La coscienza di Zeno di Italo Svevo (1923): Era venuta l'ora dei brindisi. Giovanni aveva ottenuta la concessione dal medico di sorbire a quell'ora un bicchiere di champagne. Gravemente sorvegliò come gli versarono il vino, e rifiutò di portare il bicchiere alle labbra finché non fosse stato colmo. Dopo di aver fatto un augurio serio e disadorno ad Ada e a Guido lo vuotò lentamente fino all'ultima goccia. Guardandomi biecamente mi disse che l'ultimo sorso l'aveva votato proprio alla mia salute. Per annullare l'augurio, che io sapevo non buono, con ambe le mani sotto la tovaglia feci le corna.

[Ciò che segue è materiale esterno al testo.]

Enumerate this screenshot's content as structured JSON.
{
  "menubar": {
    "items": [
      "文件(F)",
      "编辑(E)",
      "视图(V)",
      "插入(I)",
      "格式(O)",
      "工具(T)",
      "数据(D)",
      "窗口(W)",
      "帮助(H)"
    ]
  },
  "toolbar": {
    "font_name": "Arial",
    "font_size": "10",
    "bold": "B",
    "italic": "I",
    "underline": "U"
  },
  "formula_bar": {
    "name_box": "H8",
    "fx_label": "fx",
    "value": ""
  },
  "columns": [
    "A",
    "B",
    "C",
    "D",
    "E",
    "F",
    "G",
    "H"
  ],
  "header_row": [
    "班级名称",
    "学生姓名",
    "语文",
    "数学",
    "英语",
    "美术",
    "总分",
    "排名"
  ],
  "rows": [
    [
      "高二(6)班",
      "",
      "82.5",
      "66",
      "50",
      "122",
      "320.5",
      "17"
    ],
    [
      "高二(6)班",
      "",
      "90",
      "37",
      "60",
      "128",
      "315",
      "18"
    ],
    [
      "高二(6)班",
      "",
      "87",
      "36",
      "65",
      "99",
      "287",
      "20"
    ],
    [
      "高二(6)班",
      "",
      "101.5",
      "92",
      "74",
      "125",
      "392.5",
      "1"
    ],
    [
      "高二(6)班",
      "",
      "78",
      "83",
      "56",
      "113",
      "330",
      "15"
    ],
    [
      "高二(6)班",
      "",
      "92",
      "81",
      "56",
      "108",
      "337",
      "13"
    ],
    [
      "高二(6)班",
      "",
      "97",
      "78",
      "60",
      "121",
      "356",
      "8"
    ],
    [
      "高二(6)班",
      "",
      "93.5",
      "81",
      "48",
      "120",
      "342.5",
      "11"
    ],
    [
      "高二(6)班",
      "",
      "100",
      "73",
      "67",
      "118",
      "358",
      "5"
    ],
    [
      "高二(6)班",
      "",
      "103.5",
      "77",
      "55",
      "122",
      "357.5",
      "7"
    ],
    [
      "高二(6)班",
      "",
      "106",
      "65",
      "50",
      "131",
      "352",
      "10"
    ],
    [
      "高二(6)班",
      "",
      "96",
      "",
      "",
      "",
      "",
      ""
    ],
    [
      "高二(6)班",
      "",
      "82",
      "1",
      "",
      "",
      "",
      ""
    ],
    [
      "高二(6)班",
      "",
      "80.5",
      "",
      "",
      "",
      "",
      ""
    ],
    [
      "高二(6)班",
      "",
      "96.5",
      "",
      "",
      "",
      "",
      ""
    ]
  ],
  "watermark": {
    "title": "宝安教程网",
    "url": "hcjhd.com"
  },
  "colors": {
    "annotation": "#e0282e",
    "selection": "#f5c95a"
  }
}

Il giardino dei Finzi-Contini di Giorgio Bassani (1962): Sedetti, e soltanto allora, stupito di avere osservato male, mi resi conto che la tovaglia non era affatto sgombra. Nel mezzo del tavolo c'era un vassoio d'argento, basso, circolare, e piuttosto ampio, e al centro del vassoio, contornato a due palmi di distanza da una raggera di pezzetti di cartoncino bianco, ciascuno dei quali recava una lettera dell'alfabeto scritta a lapis rosso, spiccava solitario un calice da champagne.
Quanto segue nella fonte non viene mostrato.